Pendant les salons, les travaux continuent : la planète horlogère est un empire merveilleux où le soleil ne se couche jamais.

CE N'EST PAS PARCE QU'ON N'A PAS TOUTES LES RÉPONSES QU'IL FAUT CESSER DE (SE) POSER TOUJOURS PLUS DE QUESTIONS...


1)
••• QUELLES ÉTAIENT LES SEPT RUMEURS
LES PLUS FOLLES DU SIHH ?
Pas question d’y accorder plus de crédit qu’à d’autres rumeurs, mais les cancans allaient bon train dans les bars des salons, à l’heure du café et de la crème brûlée, surtout en fin de semaine. Ce n’étaient pas forcément les « bonnes questions », mais...

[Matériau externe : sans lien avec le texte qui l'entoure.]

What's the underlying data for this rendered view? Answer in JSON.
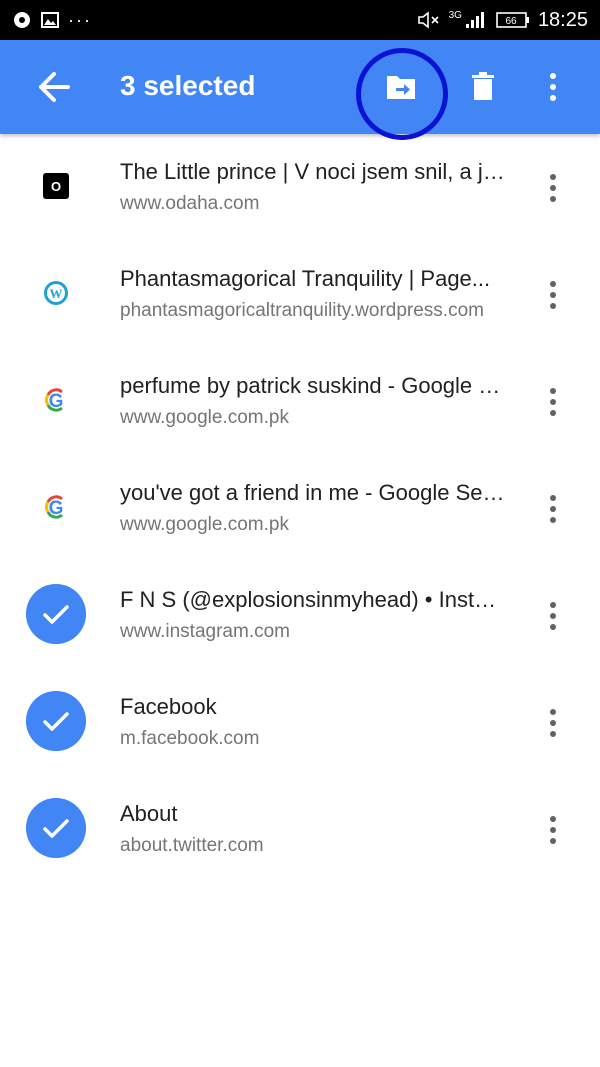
{
  "status_bar": {
    "time": "18:25",
    "network": "3G",
    "battery": "66",
    "dots": "···"
  },
  "app_bar": {
    "title": "3 selected",
    "back_icon": "arrow-back-icon",
    "move_icon": "folder-move-icon",
    "delete_icon": "trash-icon",
    "more_icon": "more-vert-icon"
  },
  "colors": {
    "accent": "#4285f4",
    "highlight_circle": "#0b12d6",
    "text_primary": "#202124",
    "text_secondary": "#757575"
  },
  "items": [
    {
      "title": "The Little prince | V noci jsem snil, a jsem snil...",
      "url": "www.odaha.com",
      "favicon": "odaha-icon",
      "selected": false
    },
    {
      "title": "Phantasmagorical Tranquility | Page...",
      "url": "phantasmagoricaltranquility.wordpress.com",
      "favicon": "wordpress-icon",
      "selected": false
    },
    {
      "title": "perfume by patrick suskind - Google Search",
      "url": "www.google.com.pk",
      "favicon": "google-icon",
      "selected": false
    },
    {
      "title": "you've got a friend in me - Google Search",
      "url": "www.google.com.pk",
      "favicon": "google-icon",
      "selected": false
    },
    {
      "title": "F N S (@explosionsinmyhead) • Instagram",
      "url": "www.instagram.com",
      "favicon": "check-icon",
      "selected": true
    },
    {
      "title": "Facebook",
      "url": "m.facebook.com",
      "favicon": "check-icon",
      "selected": true
    },
    {
      "title": "About",
      "url": "about.twitter.com",
      "favicon": "check-icon",
      "selected": true
    }
  ]
}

• François-Henri Pinault serait-il prêt à racheter une grande marque ? Il aura en tout cas passé cinq heures au SIHH, dont il a soigneusement inspecté toutes les vitrines et salué ostensiblement certains patrons : un « tour de chauffe » pour se mettre en forme avant le grand poker menteur de 2011 – Business Montres a déjà ouvert le débat sur un redimensionnement horloger du groupe PPR en 2011 ?

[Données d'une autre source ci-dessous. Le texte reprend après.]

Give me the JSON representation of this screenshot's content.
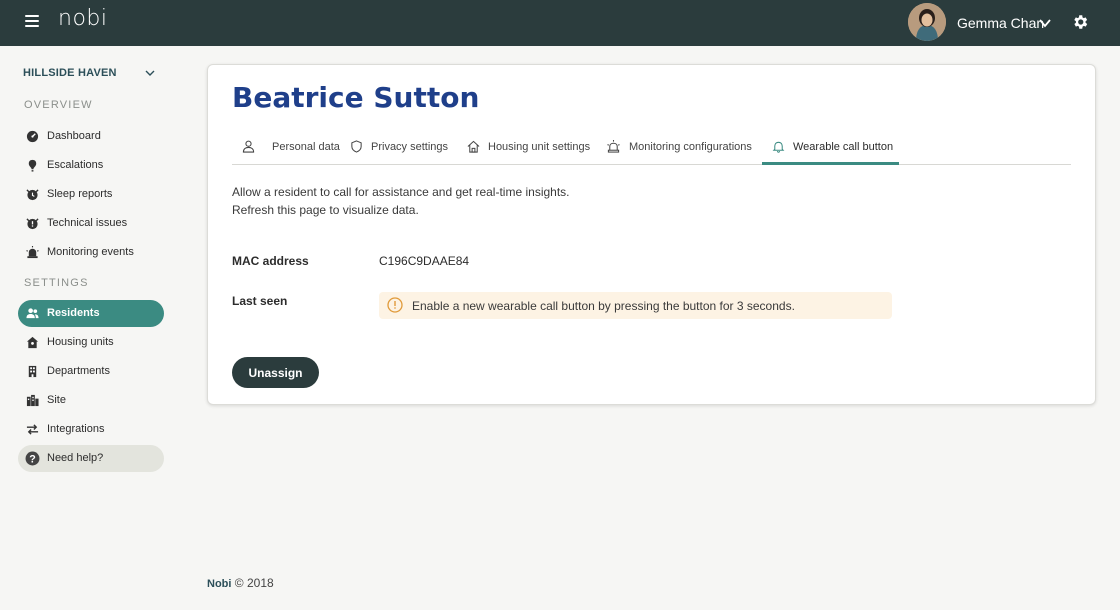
{
  "app": {
    "logo": "nobi"
  },
  "user": {
    "name": "Gemma Chan"
  },
  "sidebar": {
    "site": "HILLSIDE HAVEN",
    "overview_label": "OVERVIEW",
    "settings_label": "SETTINGS",
    "overview_items": [
      {
        "label": "Dashboard",
        "icon": "dashboard-icon"
      },
      {
        "label": "Escalations",
        "icon": "escalation-icon"
      },
      {
        "label": "Sleep reports",
        "icon": "sleep-report-icon"
      },
      {
        "label": "Technical issues",
        "icon": "technical-issue-icon"
      },
      {
        "label": "Monitoring events",
        "icon": "monitoring-event-icon"
      }
    ],
    "settings_items": [
      {
        "label": "Residents",
        "icon": "residents-icon",
        "active": true
      },
      {
        "label": "Housing units",
        "icon": "housing-unit-icon"
      },
      {
        "label": "Departments",
        "icon": "department-icon"
      },
      {
        "label": "Site",
        "icon": "site-icon"
      },
      {
        "label": "Integrations",
        "icon": "integration-icon"
      }
    ],
    "help": {
      "label": "Need help?",
      "icon": "help-icon"
    }
  },
  "resident": {
    "name": "Beatrice Sutton",
    "tabs": [
      {
        "label": "Personal data",
        "icon": "person-icon"
      },
      {
        "label": "Privacy settings",
        "icon": "shield-icon"
      },
      {
        "label": "Housing unit settings",
        "icon": "house-icon"
      },
      {
        "label": "Monitoring configurations",
        "icon": "alarm-light-icon"
      },
      {
        "label": "Wearable call button",
        "icon": "bell-icon",
        "active": true
      }
    ],
    "description_line1": "Allow a resident to call for assistance and get real-time insights.",
    "description_line2": "Refresh this page to visualize data.",
    "mac_label": "MAC address",
    "mac_value": "C196C9DAAE84",
    "last_seen_label": "Last seen",
    "alert_text": "Enable a new wearable call button by pressing the button for 3 seconds.",
    "unassign_label": "Unassign"
  },
  "footer": {
    "brand": "Nobi",
    "copyright": "© 2018"
  },
  "colors": {
    "topbar": "#2b3c3d",
    "accent": "#3b8b82",
    "title": "#1f3f8a",
    "alert_bg": "#fdf3e4",
    "alert_icon": "#e09a3a"
  }
}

• Le groupe Bvlgari aurait-il trouvé un acheteur ? On parlait beaucoup d’un intérêt marqué du groupe espagnol Inditex (Zara, Massimo Dutti et d’autres marques), qui gère déjà près de 5 000 boutiques dans 73 pays et qui se flatte de posséder un trésor de plusieurs milliards d’euros. Problème : Inditex n’a pas la moindre expérience du luxe et de l’horlogerie-joaillerie...
• Le groupe Richemont et Cartier auraient-ils eu la peau de Carine Roitfeld ? On sait que la rédactrice en chef de Vogue France a été congédiée assez brutalement à la demande des annonceurs du titre, mais on y voyait plutôt la main de Bernard Arnault (Business Montres du 21 décembre, info n° 4). Il semblerait que Cartier soit monté au créneau, après la publication de montres et de bijoux Cartier portés par des gamines ou des mannequins dans un hôpital. Chez Vogue, on ne plaisante pas avec les annonceurs horlogers, qui représentent 30 % du chiffre d’affaires publicitaires du titre – qui n’est pourtant qu’influenceur et non plus prescripteur...

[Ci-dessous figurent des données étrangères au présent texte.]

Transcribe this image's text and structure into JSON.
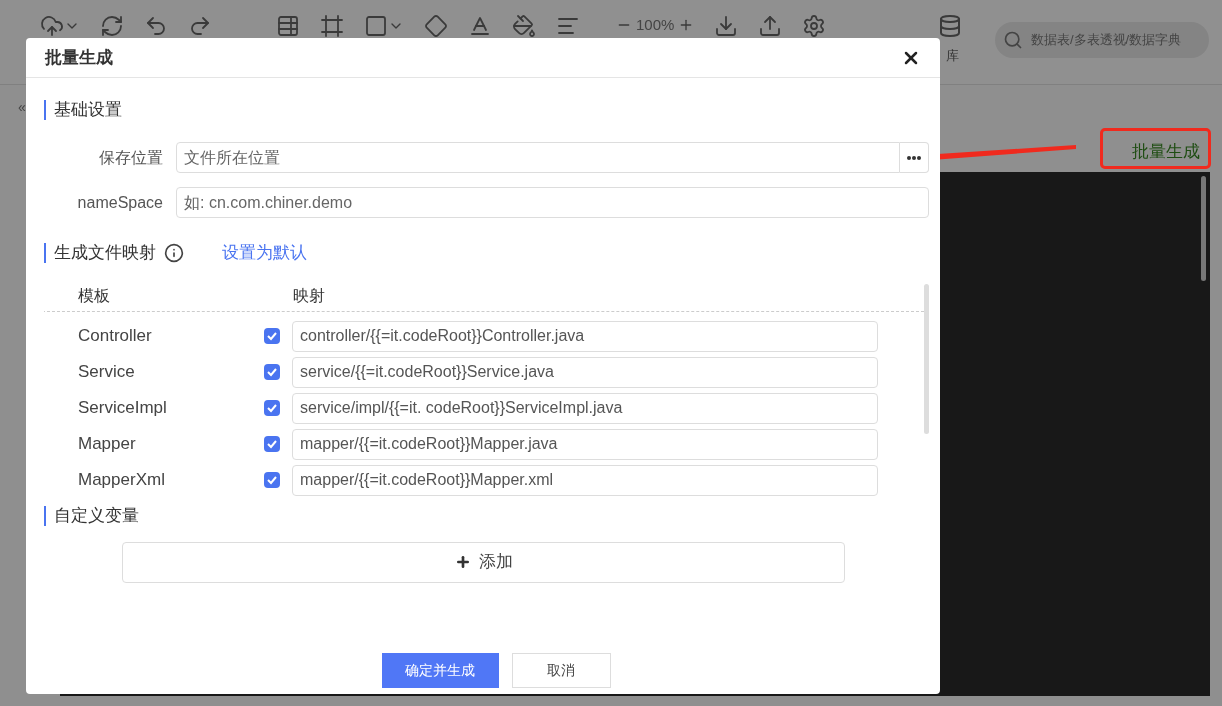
{
  "toolbar": {
    "zoom": "100%",
    "database_label": "库",
    "search": {
      "placeholder": "数据表/多表透视/数据字典"
    }
  },
  "side_toggle": "«",
  "generate_button": "批量生成",
  "dialog": {
    "title": "批量生成",
    "basic_section": {
      "title": "基础设置",
      "fields": [
        {
          "label": "保存位置",
          "placeholder": "文件所在位置",
          "has_browse": true
        },
        {
          "label": "nameSpace",
          "placeholder": "如: cn.com.chiner.demo",
          "has_browse": false
        }
      ]
    },
    "mapping_section": {
      "title": "生成文件映射",
      "link": "设置为默认",
      "columns": [
        "模板",
        "映射"
      ],
      "rows": [
        {
          "template": "Controller",
          "checked": true,
          "mapping": "controller/{{=it.codeRoot}}Controller.java"
        },
        {
          "template": "Service",
          "checked": true,
          "mapping": "service/{{=it.codeRoot}}Service.java"
        },
        {
          "template": "ServiceImpl",
          "checked": true,
          "mapping": "service/impl/{{=it. codeRoot}}ServiceImpl.java"
        },
        {
          "template": "Mapper",
          "checked": true,
          "mapping": "mapper/{{=it.codeRoot}}Mapper.java"
        },
        {
          "template": "MapperXml",
          "checked": true,
          "mapping": "mapper/{{=it.codeRoot}}Mapper.xml"
        }
      ]
    },
    "custom_section": {
      "title": "自定义变量",
      "add_button": "添加"
    },
    "buttons": [
      {
        "label": "确定并生成",
        "kind": "primary"
      },
      {
        "label": "取消",
        "kind": "default"
      }
    ]
  }
}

• Arnold Schwartzenegger serait-il un des futurs administrateurs d’Audemars Piguet ? Le bruit s'est répandu depuis que la manufacture du Brassus lui a dédié une édition de sa Royal Oak Offshore baptisée « Arnold Schwarzenegger The Legacy » (1 500 pièces en titane, céramique et or rose, dont une partie des profits iront à une fondation charitable). On sait que le conseil d’administration avait déjà repoussé (poliment) une proposition dans ce sens de celui qui était alors gouverneur de Californie. Maintenant que « Schwarzie » est libéré de ses obligations californiennes, il ne cache pas sa tentation de finir sa carrière dans l’horlogerie. D’où les rumeurs entre combiers qui courent des bistrots de la vallée jusqu'aux salons genevois....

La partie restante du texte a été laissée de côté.